Let $X$ be a Banach space and suppose we have a sequence $\{x_n\}$ which is convergent weakly but not strongly. Define $y_n:=\sum\limits_{k=1}^{n}x_k$.
What we can say about $\limsup\limits_{n\to\infty} \|y_n\|^{\frac{1}{n}}$ and $\liminf\limits_{n\to\infty}\|y_n\|^{\frac{1}{n}}$ ?
Sequence $x_n$ is bounded, so $M := \limsup \|x_n\|$ exists.
$0 \le \limsup \|y_n\| \le \infty$ with either equality possible. Same for $\liminf \|y_n\|$.
Let $z_n = \frac{1}{n}\sum_{k=1}^n x_n = \frac{1}{n} y_n$. Then $0 \le \limsup \|z_n\| \le M$ with either equality possible. Same for $\liminf \|z_n\|$.

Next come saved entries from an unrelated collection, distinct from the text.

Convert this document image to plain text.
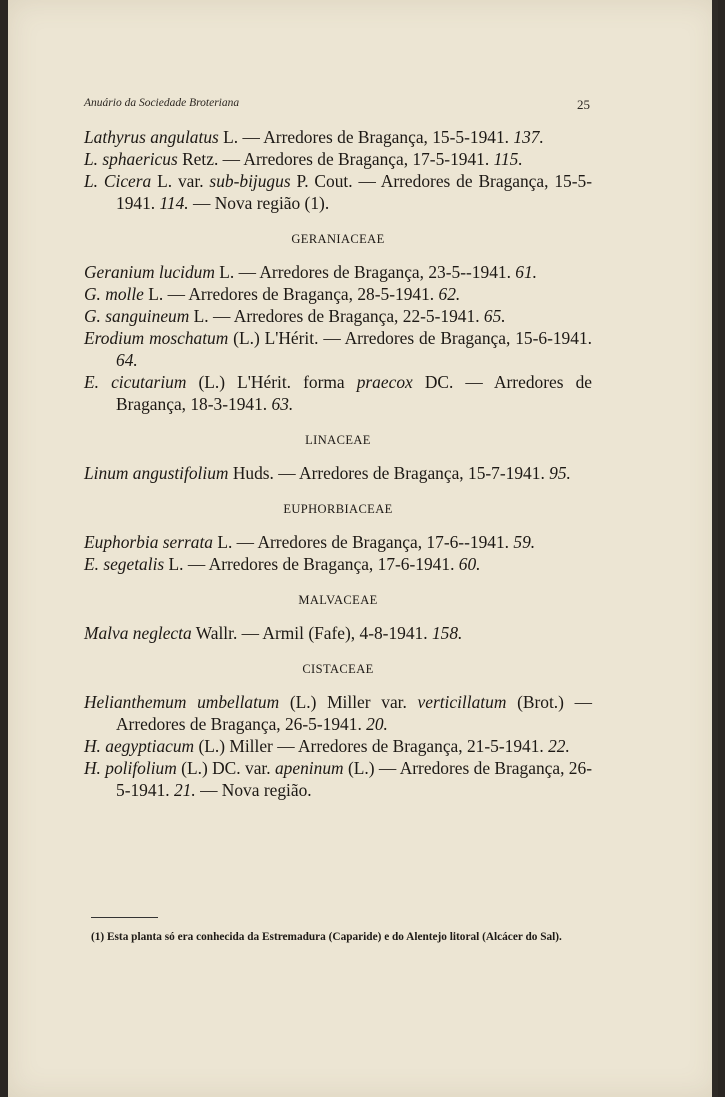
Anuário da Sociedade Broteriana	25

Lathyrus angulatus L. — Arredores de Bragança, 15-5-1941. 137.

L. sphaericus Retz. — Arredores de Bragança, 17-5-1941. 115.

L. Cicera L. var. sub-bijugus P. Cout. — Arredores de Bragança, 15-5-1941. 114. — Nova região (1).

GERANIACEAE

Geranium lucidum L. — Arredores de Bragança, 23-5--1941. 61.

G. molle L. — Arredores de Bragança, 28-5-1941. 62.

G. sanguineum L. — Arredores de Bragança, 22-5-1941. 65.

Erodium moschatum (L.) L'Hérit. — Arredores de Bragança, 15-6-1941. 64.

E. cicutarium (L.) L'Hérit. forma praecox DC. — Arredores de Bragança, 18-3-1941. 63.

LINACEAE

Linum angustifolium Huds. — Arredores de Bragança, 15-7-1941. 95.

EUPHORBIACEAE

Euphorbia serrata L. — Arredores de Bragança, 17-6--1941. 59.

E. segetalis L. — Arredores de Bragança, 17-6-1941. 60.

MALVACEAE

Malva neglecta Wallr. — Armil (Fafe), 4-8-1941. 158.

CISTACEAE

Helianthemum umbellatum (L.) Miller var. verticillatum (Brot.) — Arredores de Bragança, 26-5-1941. 20.

H. aegyptiacum (L.) Miller — Arredores de Bragança, 21-5-1941. 22.

H. polifolium (L.) DC. var. apeninum (L.) — Arredores de Bragança, 26-5-1941. 21. — Nova região.

(1) Esta planta só era conhecida da Estremadura (Caparide) e do Alentejo litoral (Alcácer do Sal).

Weakly convergent sequences are bounded, say $\lVert x_n\rVert \leqslant B$ for all $n$. Since we assume that $(x_n)$ is not norm-convergent, it follows that $B > 0$. Then
$$\lVert y_n\rVert \leqslant \sum_{k = 1}^n \lVert x_k\rVert \leqslant n\cdot B,$$
whence
$$\limsup_{n\to\infty}\, \lVert y_n\rVert^{\frac{1}{n}} \leqslant \limsup_{n\to\infty} (n\cdot B)^{\frac{1}{n}} = 1.\tag{1}$$
If we had $\limsup\limits_{n\to\infty}\, \lVert y_n\rVert^{\frac{1}{n}} = c < 1$, then for all large enough $n$ we'd have $\lVert y_n\rVert^{\frac{1}{n}} < d := \frac{1+c}{2} < 1$, and so $\lVert y_n\rVert < d^n \to 0$, which implies $y_n \to 0$ in norm, and hence also $x_n = y_n - y_{n-1} \to 0$ in norm. Thus for a sequence $(x_n)$ that is weakly convergent but not norm-convergent, we always have
$$\limsup_{n\to\infty} \, \lVert y_n\rVert^{\frac{1}{n}} = 1\tag{2}$$
with $y_n = \sum\limits_{k = 1}^n x_k$.
Clearly we have
$$0 \leqslant \liminf_{n\to \infty}\, \lVert y_n\rVert^{\frac{1}{n}} \leqslant \limsup_{n\to \infty}\, \lVert y_n\rVert^{\frac{1}{n}} = 1\tag{3}$$
in our situation. It is easy to construct examples where the extrema are attained. For example in $\ell^2(\mathbb{N})$ we can take $x_n = e_n$, so $x_n \rightharpoonup 0$, and $\lVert y_n\rVert = \sqrt{n}$ shows $\liminf\limits_{n\to \infty}\,\lVert y_n\rVert^{\frac{1}{n}} = 1$. And choosing $x_n = (-1)^{n+1}\cdot e_{\lceil n/2\rceil}$ gives us $y_{2m} = 0$ for all $m$, and so $\liminf\limits_{n\to \infty} \, \lVert y_n\rVert^{\frac{1}{n}} = 0$. A similar construction gives us a sequence converging to $0$ weakly but not in norm with $\liminf\limits_{n\to\infty}\, \lVert y_n\rVert^{\frac{1}{n}} = c$ for every $c \in (0,1)$: $x_1 = e_1$, $x_{2m} = c^{2m}e_{m+1} - e_m$ and $x_{2m+1} = (1-c^{2m})e_{m+1}$ gives us a sequence with $y_{2m} = c^{2m}e_{m+1}$ and $y_{2m-1} = e_m$. Thus we cannot say more than $(3)$ about $\liminf\limits_{n\to \infty} \, \lVert y_n\rVert^{\frac{1}{n}}$ without knowing the sequence $(x_n)$.